2025 Filipino television special

Safe Ka Ba, 2025? is a 2025 Filipino documentary television special produced by Cignal TV and hosted by Edu Manzano. It recounts the notable events and turbulent politics that occurred in the Philippines in 2025. Titled in reference to a remark made by Senator Rodante Marcoleta during the Blue Ribbon Committee hearings on the flood control projects scandal, Safe Ka Ba, 2025? first aired on One PH in the Philippines on December 20, 2025.

==Background==
As the massive flood control projects scandal gained national attention in the Philippines during the latter half of 2025, actor and television presenter Edu Manzano began regularly posting satirical AI-generated memes on Facebook that commented on the country's ongoing corruption scandal, largely receiving a positive response from online users.

==Overview==
In the special, Manzano wore a barong tagalog, the attire worn by Philippine congressmen, and a hard hat.
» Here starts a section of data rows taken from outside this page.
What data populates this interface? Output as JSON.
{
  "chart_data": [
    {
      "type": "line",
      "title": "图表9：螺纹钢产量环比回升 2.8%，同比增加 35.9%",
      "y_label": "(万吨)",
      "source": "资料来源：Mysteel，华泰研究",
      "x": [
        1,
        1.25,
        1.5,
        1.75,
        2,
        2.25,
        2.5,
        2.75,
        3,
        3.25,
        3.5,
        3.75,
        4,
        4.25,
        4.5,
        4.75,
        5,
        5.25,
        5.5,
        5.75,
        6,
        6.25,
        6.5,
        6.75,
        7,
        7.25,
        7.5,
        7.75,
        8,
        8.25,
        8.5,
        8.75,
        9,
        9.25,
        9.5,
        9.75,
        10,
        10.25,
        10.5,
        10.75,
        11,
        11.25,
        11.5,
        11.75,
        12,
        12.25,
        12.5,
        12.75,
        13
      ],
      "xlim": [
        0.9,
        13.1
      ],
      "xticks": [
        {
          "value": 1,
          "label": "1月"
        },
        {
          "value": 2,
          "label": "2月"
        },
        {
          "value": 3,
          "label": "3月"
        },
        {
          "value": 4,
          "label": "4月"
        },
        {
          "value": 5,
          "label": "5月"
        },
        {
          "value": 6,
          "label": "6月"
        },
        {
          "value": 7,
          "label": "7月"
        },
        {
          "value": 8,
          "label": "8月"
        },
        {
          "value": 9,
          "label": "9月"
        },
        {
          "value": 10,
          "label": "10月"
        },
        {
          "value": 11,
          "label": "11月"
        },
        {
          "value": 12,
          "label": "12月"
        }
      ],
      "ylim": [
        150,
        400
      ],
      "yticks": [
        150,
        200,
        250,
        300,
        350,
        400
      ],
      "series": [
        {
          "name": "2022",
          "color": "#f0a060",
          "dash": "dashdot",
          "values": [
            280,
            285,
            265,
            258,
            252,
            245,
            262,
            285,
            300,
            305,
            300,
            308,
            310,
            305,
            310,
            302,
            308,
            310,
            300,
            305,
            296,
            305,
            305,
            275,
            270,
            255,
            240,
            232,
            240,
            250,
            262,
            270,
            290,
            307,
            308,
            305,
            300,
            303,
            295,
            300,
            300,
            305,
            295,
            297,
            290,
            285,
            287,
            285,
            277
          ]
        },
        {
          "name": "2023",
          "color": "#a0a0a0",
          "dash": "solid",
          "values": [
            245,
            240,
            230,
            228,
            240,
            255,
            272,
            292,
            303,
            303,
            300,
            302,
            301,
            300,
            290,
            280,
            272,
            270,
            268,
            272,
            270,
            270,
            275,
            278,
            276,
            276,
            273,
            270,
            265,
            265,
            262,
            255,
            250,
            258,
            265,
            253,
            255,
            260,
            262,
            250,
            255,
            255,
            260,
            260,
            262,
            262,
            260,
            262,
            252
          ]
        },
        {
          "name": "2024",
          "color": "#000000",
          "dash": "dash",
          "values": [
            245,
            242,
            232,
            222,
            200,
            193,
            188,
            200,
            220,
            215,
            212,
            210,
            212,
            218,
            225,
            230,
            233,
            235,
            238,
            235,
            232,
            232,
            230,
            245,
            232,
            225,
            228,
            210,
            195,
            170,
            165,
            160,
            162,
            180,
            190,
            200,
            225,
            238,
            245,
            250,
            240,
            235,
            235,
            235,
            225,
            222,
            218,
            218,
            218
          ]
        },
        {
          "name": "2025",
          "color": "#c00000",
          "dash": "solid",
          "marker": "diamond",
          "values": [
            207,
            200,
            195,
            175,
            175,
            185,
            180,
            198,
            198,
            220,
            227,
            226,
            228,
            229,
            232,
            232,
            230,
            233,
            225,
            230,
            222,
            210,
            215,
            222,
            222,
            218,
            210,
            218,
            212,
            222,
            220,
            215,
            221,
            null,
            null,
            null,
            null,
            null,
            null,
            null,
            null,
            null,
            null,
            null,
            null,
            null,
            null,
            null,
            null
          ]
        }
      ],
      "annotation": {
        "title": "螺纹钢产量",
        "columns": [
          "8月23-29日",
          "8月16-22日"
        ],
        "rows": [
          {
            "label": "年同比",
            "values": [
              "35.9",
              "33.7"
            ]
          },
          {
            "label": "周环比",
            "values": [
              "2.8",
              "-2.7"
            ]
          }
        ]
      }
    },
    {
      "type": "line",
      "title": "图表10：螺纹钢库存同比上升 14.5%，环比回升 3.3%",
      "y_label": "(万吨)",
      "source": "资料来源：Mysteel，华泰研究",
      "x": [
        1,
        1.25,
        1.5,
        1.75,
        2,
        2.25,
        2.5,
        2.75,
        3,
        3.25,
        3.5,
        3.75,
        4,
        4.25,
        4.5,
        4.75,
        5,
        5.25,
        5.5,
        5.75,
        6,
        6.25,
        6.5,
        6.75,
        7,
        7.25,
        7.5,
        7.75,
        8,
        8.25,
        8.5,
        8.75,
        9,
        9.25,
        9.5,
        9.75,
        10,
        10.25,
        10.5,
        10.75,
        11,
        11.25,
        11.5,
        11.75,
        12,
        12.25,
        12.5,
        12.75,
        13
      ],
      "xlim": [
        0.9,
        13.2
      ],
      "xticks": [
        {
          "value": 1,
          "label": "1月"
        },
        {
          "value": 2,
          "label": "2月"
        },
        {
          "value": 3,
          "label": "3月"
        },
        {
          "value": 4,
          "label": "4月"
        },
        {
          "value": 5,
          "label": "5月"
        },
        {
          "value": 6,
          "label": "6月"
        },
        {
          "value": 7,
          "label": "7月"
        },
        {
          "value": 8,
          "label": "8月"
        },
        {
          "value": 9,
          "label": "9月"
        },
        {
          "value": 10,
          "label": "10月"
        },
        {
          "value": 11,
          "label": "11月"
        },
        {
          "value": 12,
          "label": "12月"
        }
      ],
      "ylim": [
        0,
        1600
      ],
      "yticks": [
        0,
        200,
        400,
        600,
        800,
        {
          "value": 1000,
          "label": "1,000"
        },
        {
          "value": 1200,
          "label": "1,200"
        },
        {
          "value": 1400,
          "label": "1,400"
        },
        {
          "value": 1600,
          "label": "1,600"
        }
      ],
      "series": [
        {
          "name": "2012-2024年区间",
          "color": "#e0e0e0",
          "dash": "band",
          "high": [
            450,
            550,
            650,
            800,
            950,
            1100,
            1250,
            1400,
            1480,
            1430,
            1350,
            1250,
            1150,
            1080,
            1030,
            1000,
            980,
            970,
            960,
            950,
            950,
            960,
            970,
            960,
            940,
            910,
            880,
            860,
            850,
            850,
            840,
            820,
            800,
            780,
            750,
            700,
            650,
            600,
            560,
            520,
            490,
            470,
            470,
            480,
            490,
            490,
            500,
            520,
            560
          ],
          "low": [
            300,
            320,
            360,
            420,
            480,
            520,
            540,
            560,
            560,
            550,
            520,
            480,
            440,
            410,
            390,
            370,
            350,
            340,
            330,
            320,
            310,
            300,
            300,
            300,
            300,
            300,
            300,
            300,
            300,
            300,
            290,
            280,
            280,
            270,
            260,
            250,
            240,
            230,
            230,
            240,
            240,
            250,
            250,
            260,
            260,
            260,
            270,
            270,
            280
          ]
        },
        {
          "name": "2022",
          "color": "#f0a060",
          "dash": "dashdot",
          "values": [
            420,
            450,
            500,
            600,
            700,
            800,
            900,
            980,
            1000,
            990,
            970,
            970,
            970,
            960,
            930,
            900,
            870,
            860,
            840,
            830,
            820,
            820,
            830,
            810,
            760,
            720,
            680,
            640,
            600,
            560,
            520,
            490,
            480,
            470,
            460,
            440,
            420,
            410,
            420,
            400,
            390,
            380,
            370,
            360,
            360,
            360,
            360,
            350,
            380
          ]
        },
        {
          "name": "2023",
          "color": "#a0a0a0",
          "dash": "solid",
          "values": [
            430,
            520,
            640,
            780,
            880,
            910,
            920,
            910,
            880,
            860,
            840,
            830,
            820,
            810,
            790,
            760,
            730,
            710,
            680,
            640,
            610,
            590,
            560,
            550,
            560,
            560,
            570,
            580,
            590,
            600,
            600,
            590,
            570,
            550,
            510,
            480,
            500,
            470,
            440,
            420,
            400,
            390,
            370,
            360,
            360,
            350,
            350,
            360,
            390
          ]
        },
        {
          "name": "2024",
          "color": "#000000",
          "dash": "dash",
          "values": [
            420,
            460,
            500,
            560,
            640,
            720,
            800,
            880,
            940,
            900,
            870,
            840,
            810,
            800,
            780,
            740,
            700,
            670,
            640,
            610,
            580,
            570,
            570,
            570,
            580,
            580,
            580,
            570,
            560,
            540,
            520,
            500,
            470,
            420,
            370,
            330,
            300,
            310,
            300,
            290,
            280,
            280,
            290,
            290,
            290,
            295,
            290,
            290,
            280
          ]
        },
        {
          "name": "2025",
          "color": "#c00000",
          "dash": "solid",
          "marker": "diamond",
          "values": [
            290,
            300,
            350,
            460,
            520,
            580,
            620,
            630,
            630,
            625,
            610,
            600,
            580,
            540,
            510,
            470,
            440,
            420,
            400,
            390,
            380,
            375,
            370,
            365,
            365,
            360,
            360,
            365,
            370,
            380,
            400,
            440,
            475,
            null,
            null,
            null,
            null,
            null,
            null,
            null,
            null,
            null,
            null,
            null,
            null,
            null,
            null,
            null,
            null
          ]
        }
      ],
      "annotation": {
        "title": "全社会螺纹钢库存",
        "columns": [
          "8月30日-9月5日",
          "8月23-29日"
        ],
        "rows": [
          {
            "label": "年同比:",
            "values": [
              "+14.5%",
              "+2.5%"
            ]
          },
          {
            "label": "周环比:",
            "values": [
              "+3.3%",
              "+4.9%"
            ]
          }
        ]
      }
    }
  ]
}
Among the high-profile events recounted in the special were: the impeachment of Vice President Sara Duterte, the arrest of former president Rodrigo Duterte, the mid-term elections, the flood control projects scandal and the resulting anti-corruption protests, the election of Pope Leo XIV, the successes of tennis player Alex Eala, and the devastation wrought by Typhoon Tino on Cebu.

==Release==
One PH first began marketing Safe Ka Ba, 2025? on December 11, 2025.

The special first aired on One PH in the Philippines on December 20, 2025, and was later broadcast on TV5 later that evening. It was released on YouTube in its entirety on December 23, 2025.